Kevin Kelly compared the fixity of paper books with the fluidity of ebooks in a recent blog post titled “Fixity vs. Fluidity” (which was inspired by Nick Carr). He highlights four aspects of “fixity” that paper books have:

Fixity of the page— The page stays the same. Whenever you pick it up, its’ the same. You can count on it, and refer and cite it with certainty.

Fixity of the edition— No matter which copy of the book you pick up, anywhere, it will be the same, so the fixed content is shared, and within an edition, the same always.

Fixity of the object— Paper books last a very long time, and their text doesn’t change as they age.

Sense of completeness — A sense of finality and closure that became part of the attraction of literature.

And four positive aspects of “fluidity” that ebooks have:

Fluidity of the page — Can flow to fit any space, any where, any time.

Fluidity of the edition— Can be corrected or improved incrementally.

Fludity of the item— Can be kept in the cloud at such low cost that it is “free” to keep and constantly slipped to new “movage” platforms.

Sense of growth — The never-done-ness of an ebook (at least in the ideal) resembles a life more than a stone, animating us as creators and readers.

I resonate with both lists of positive attributes. Paper books have an authority and weight (No, not the lb/kg type) to them that electronic media do not have. But, an ebook can be be changed easily, re-uploaded to an ereader, always current.

But there’s something in this “fixity” that wasn’t included in his post. Something I’ve been thinking about recently that is lacking in most computing experiences. I’m calling it persistence and presence.

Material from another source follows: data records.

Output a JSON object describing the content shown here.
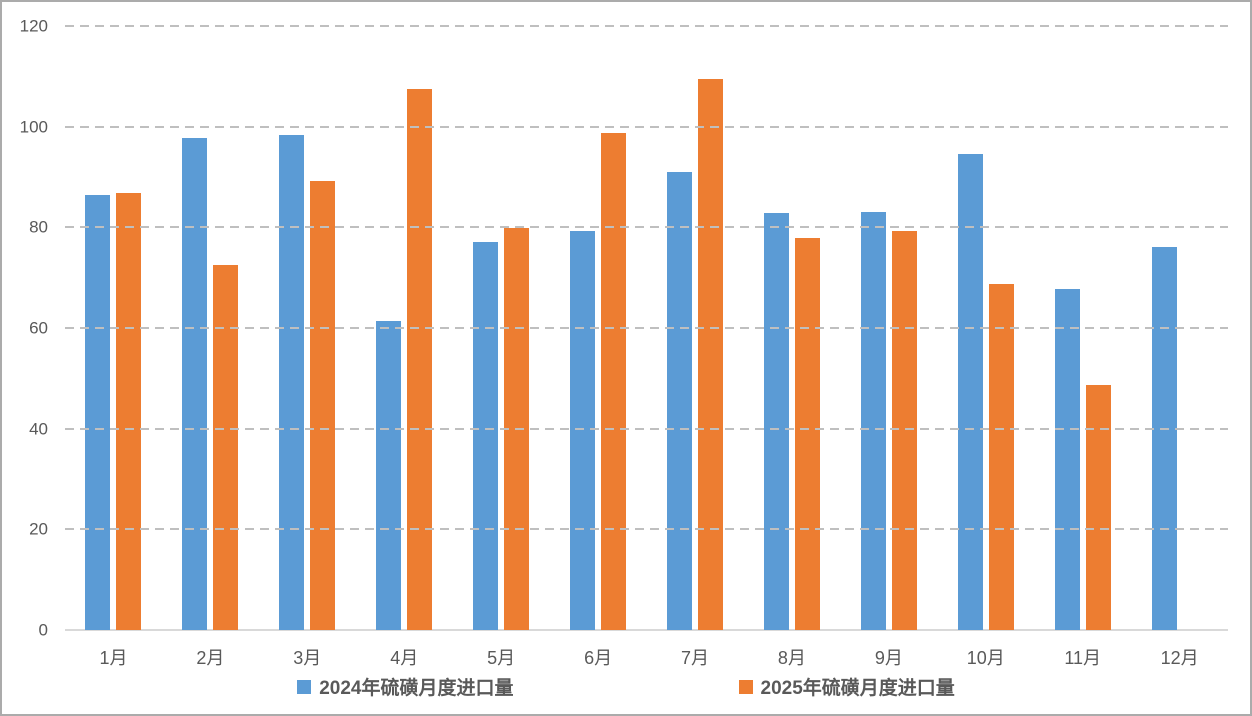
{
  "chart_data": {
    "type": "bar",
    "title": "",
    "xlabel": "",
    "ylabel": "",
    "categories": [
      "1月",
      "2月",
      "3月",
      "4月",
      "5月",
      "6月",
      "7月",
      "8月",
      "9月",
      "10月",
      "11月",
      "12月"
    ],
    "series": [
      {
        "key": "2024",
        "name": "2024年硫磺月度进口量",
        "color": "#5B9BD5",
        "values": [
          86.5,
          97.8,
          98.3,
          61.4,
          77.0,
          79.2,
          90.9,
          82.9,
          83.1,
          94.5,
          67.7,
          76.1
        ]
      },
      {
        "key": "2025",
        "name": "2025年硫磺月度进口量",
        "color": "#ED7D31",
        "values": [
          86.9,
          72.5,
          89.3,
          107.4,
          79.8,
          98.8,
          109.4,
          77.9,
          79.2,
          68.7,
          48.7,
          null
        ]
      }
    ],
    "ylim": [
      0,
      120
    ],
    "yticks": [
      0,
      20,
      40,
      60,
      80,
      100,
      120
    ],
    "grid": "horizontal-dashed",
    "legend_position": "bottom"
  },
  "style": {
    "axis_text_color": "#595959",
    "gridline_color": "#BFBFBF",
    "baseline_color": "#D9D9D9",
    "border_color": "#ABABAB",
    "background": "#FFFFFF"
  }
}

A paper book is both persistent and present in a way that an ebook is not. Similarly, paper notebooks, sketches, lists, and notes are also persistent and present in a way that their electronic equivalents are not.

It struck me recently that MS OneNote (my life organizer of choice) has never completely replaced sticky notes, reminders on bulletin boards, whiteboard brainstorming, and similar physical “tools”. The purchasing manager probably thinks I’m single handedly keeping 3M in business with my post-it note purchases. These physical tools are persistent and present, I don’t have to choose to view them, they are just there. OneNote, in it’s current form (with one exception I’ll get to later), is only one of many programs I can choose to open while I’m on my computer. If I don’t open it, I’m not confronted by my Todo’s, Projects, and other notes. They are not persistently present (even more so If I don’t turn my computer on at all). A sticky note on my desk, however, confronts me. It can’t be ignored. Physical books are the same way. They sit on the shelf saying “read me!” every time you walk by. Especially if you have a spot on your shelf for the books you want to read next like I do. Walking into the living room I see those books, right at eye level just waiting for some time  with me in my reading chair.

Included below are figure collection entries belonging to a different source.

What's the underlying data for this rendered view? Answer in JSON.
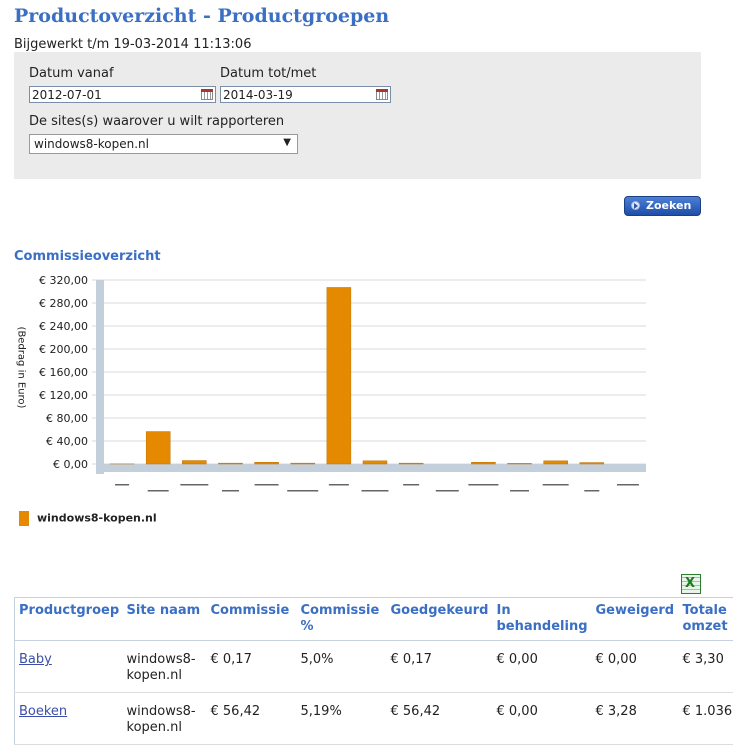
{
  "page": {
    "title": "Productoverzicht - Productgroepen",
    "updated": "Bijgewerkt t/m 19-03-2014 11:13:06"
  },
  "filters": {
    "date_from_label": "Datum vanaf",
    "date_from_value": "2012-07-01",
    "date_to_label": "Datum tot/met",
    "date_to_value": "2014-03-19",
    "sites_label": "De sites(s) waarover u wilt rapporteren",
    "site_selected": "windows8-kopen.nl",
    "search_button": "Zoeken"
  },
  "chart_section_title": "Commissieoverzicht",
  "colors": {
    "accent": "#3a6fc4",
    "bar": "#e58a00"
  },
  "chart_data": {
    "type": "bar",
    "ylabel": "(Bedrag in Euro)",
    "ylim": [
      0,
      320
    ],
    "yticks": [
      "€ 0,00",
      "€ 40,00",
      "€ 80,00",
      "€ 120,00",
      "€ 160,00",
      "€ 200,00",
      "€ 240,00",
      "€ 280,00",
      "€ 320,00"
    ],
    "series": [
      {
        "name": "windows8-kopen.nl",
        "values": [
          0.17,
          56.42,
          6.0,
          1.5,
          3.0,
          1.5,
          307.0,
          5.5,
          1.5,
          0,
          3.0,
          1.0,
          5.5,
          2.5,
          0
        ]
      }
    ],
    "legend": "bottom-left",
    "grid": true
  },
  "table": {
    "export_icon": "excel-icon",
    "headers": [
      "Productgroep",
      "Site naam",
      "Commissie",
      "Commissie %",
      "Goedgekeurd",
      "In behandeling",
      "Geweigerd",
      "Totale omzet"
    ],
    "rows": [
      [
        "Baby",
        "windows8-kopen.nl",
        "€ 0,17",
        "5,0%",
        "€ 0,17",
        "€ 0,00",
        "€ 0,00",
        "€ 3,30"
      ],
      [
        "Boeken",
        "windows8-kopen.nl",
        "€ 56,42",
        "5,19%",
        "€ 56,42",
        "€ 0,00",
        "€ 3,28",
        "€ 1.036"
      ]
    ]
  }
}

So, for me, these physical tools remain because their persistence and presence are useful. Until there are ways to make electronic information as persistent and present as a post-it note or paper book, I’ll probably keep using them.

I’m sure the lack of presence and persistence in electronic media and tools will be addressed. My windows phone (the exception I mentioned above) allows me to make a couple of my key OneNote pages (“Todo and idea capture” and “Week’s Goals and Today’s todos”) persistent by putting them on the start screen of my phone. And they are present because I always have my phone with me.

WindowsPhoneOneNote

New technologies like windows with built in monitors/TV, imbedded micro projectors shining information onto walls, and the “Internet of Things” will all increase the persistence and presence of digital content if designed properly.